PARIS - Criminals are increasingly using football for money laundering and tax evasion, helped by the globalisation of the sport and financial needs of clubs, an anti-corruption body said on Wednesday.
The world's most popular sport is attracting criminals with its huge cross-border money transfers and often obscure accounting methods, a unit of the Organisation for Economic Cooperation and Development said in a report.
"Football clubs are indeed seen by criminals as the perfect vehicles for money laundering," the OECD's Financial Action Task Force (FATF) said.
While other sports like cricket, rugby, horse racing or motor racing were also under threat, football was "an obvious candidate to examine money laundering through sport" because it dwarfed all the others in its global scale.
In one case, the report said, investigators thwarted an attempt to launder money through the purchase of a famous Italian football club with funds supplied by a criminal association operating in central Italy.
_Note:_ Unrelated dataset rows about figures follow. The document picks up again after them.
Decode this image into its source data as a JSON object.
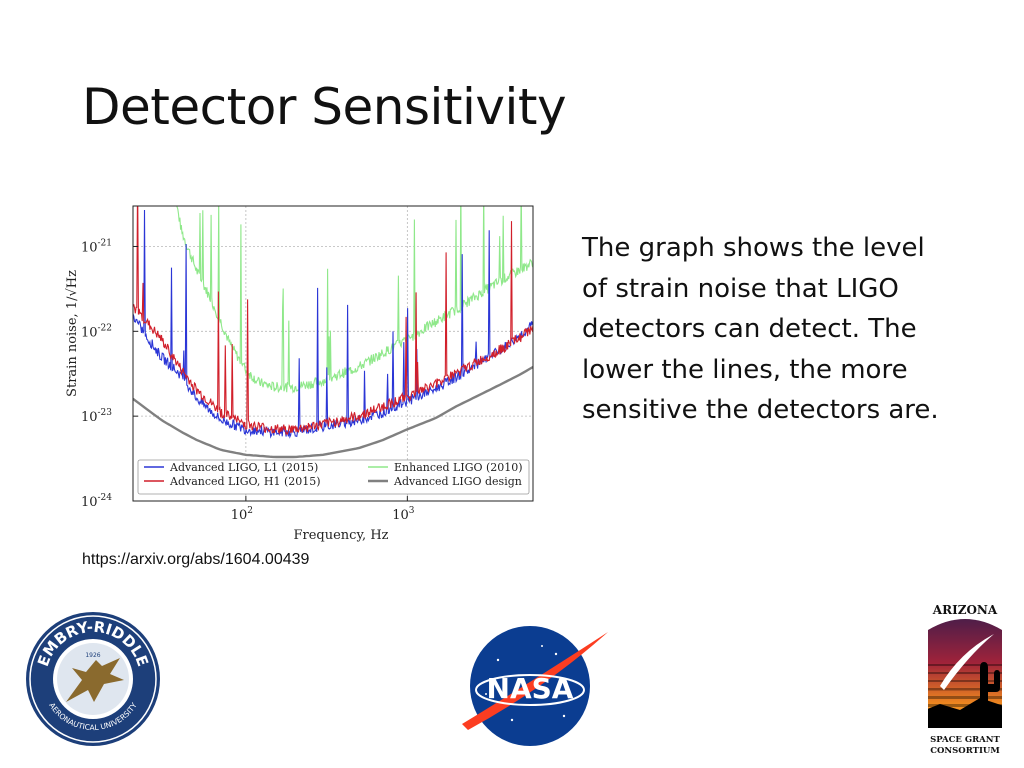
{
  "slide": {
    "title": "Detector Sensitivity",
    "body": "The graph shows the level of strain noise that LIGO detectors can detect.  The lower the lines, the more sensitive the detectors are.",
    "source": "https://arxiv.org/abs/1604.00439"
  },
  "logos": {
    "erau": {
      "top_text": "EMBRY-RIDDLE",
      "bottom_text": "AERONAUTICAL UNIVERSITY",
      "year": "1926"
    },
    "nasa": {
      "text": "NASA"
    },
    "azsg": {
      "top_text": "ARIZONA",
      "bottom_text_1": "SPACE GRANT",
      "bottom_text_2": "CONSORTIUM"
    }
  },
  "chart_data": {
    "type": "line",
    "xlabel": "Frequency, Hz",
    "ylabel": "Strain noise, 1/√Hz",
    "x_scale": "log",
    "y_scale": "log",
    "xlim": [
      20,
      6000
    ],
    "ylim": [
      1e-24,
      3e-21
    ],
    "grid": true,
    "legend_position": "bottom",
    "x_ticks": [
      {
        "value": 100,
        "label": "10",
        "exp": "2"
      },
      {
        "value": 1000,
        "label": "10",
        "exp": "3"
      }
    ],
    "y_ticks": [
      {
        "value": 1e-21,
        "label": "10",
        "exp": "-21"
      },
      {
        "value": 1e-22,
        "label": "10",
        "exp": "-22"
      },
      {
        "value": 1e-23,
        "label": "10",
        "exp": "-23"
      },
      {
        "value": 1e-24,
        "label": "10",
        "exp": "-24"
      }
    ],
    "series": [
      {
        "name": "Advanced LIGO, L1 (2015)",
        "color": "#2b36d6",
        "x": [
          20,
          25,
          30,
          40,
          50,
          70,
          100,
          150,
          200,
          300,
          500,
          700,
          1000,
          1500,
          2000,
          3000,
          4000,
          5000,
          6000
        ],
        "y": [
          1.5e-22,
          8e-23,
          5e-23,
          3e-23,
          1.6e-23,
          9e-24,
          7e-24,
          6.5e-24,
          6.5e-24,
          7.5e-24,
          9e-24,
          1.1e-23,
          1.5e-23,
          2.1e-23,
          2.9e-23,
          4.5e-23,
          6.5e-23,
          9e-23,
          1.2e-22
        ]
      },
      {
        "name": "Advanced LIGO, H1 (2015)",
        "color": "#d11f2a",
        "x": [
          20,
          25,
          30,
          40,
          50,
          70,
          100,
          150,
          200,
          300,
          500,
          700,
          1000,
          1500,
          2000,
          3000,
          4000,
          5000,
          6000
        ],
        "y": [
          2e-22,
          1.2e-22,
          8e-23,
          3.5e-23,
          2e-23,
          1.1e-23,
          8e-24,
          7e-24,
          7e-24,
          8e-24,
          1e-23,
          1.3e-23,
          1.7e-23,
          2.4e-23,
          3.2e-23,
          4.8e-23,
          6.5e-23,
          8.5e-23,
          1.1e-22
        ]
      },
      {
        "name": "Enhanced LIGO (2010)",
        "color": "#8fe88a",
        "x": [
          35,
          40,
          50,
          60,
          70,
          80,
          100,
          120,
          150,
          200,
          300,
          500,
          700,
          1000,
          1500,
          2000,
          3000,
          4000,
          6000
        ],
        "y": [
          6e-21,
          1.5e-21,
          5e-22,
          2.5e-22,
          1.3e-22,
          7e-23,
          3.5e-23,
          2.5e-23,
          2.2e-23,
          2.2e-23,
          2.6e-23,
          3.8e-23,
          5.5e-23,
          8e-23,
          1.3e-22,
          1.8e-22,
          3e-22,
          4.2e-22,
          6.5e-22
        ]
      },
      {
        "name": "Advanced LIGO design",
        "color": "#808080",
        "x": [
          20,
          30,
          40,
          50,
          70,
          100,
          150,
          200,
          300,
          500,
          700,
          1000,
          1500,
          2000,
          3000,
          4000,
          5000,
          6000
        ],
        "y": [
          1.6e-23,
          9e-24,
          6.5e-24,
          5.2e-24,
          4e-24,
          3.5e-24,
          3.3e-24,
          3.3e-24,
          3.5e-24,
          4.2e-24,
          5.2e-24,
          7e-24,
          9.5e-24,
          1.3e-23,
          1.9e-23,
          2.5e-23,
          3.1e-23,
          3.8e-23
        ]
      }
    ],
    "legend": [
      {
        "name": "Advanced LIGO, L1 (2015)",
        "color": "#2b36d6"
      },
      {
        "name": "Enhanced LIGO (2010)",
        "color": "#8fe88a"
      },
      {
        "name": "Advanced LIGO, H1 (2015)",
        "color": "#d11f2a"
      },
      {
        "name": "Advanced LIGO design",
        "color": "#808080"
      }
    ]
  }
}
"Proceedings for money laundering, insider trading, extortion, unfair competition and other offences are ongoing," it said, without naming the club.
Based on 20 cases of money laundering in football, the report concluded that the structure, financing and culture of the sport are all conducive to financial crimes.
It cited two examples of tax evasion involving players in Britain, one linked to image rights and the other to a signing-on fee that was hidden from tax authorities.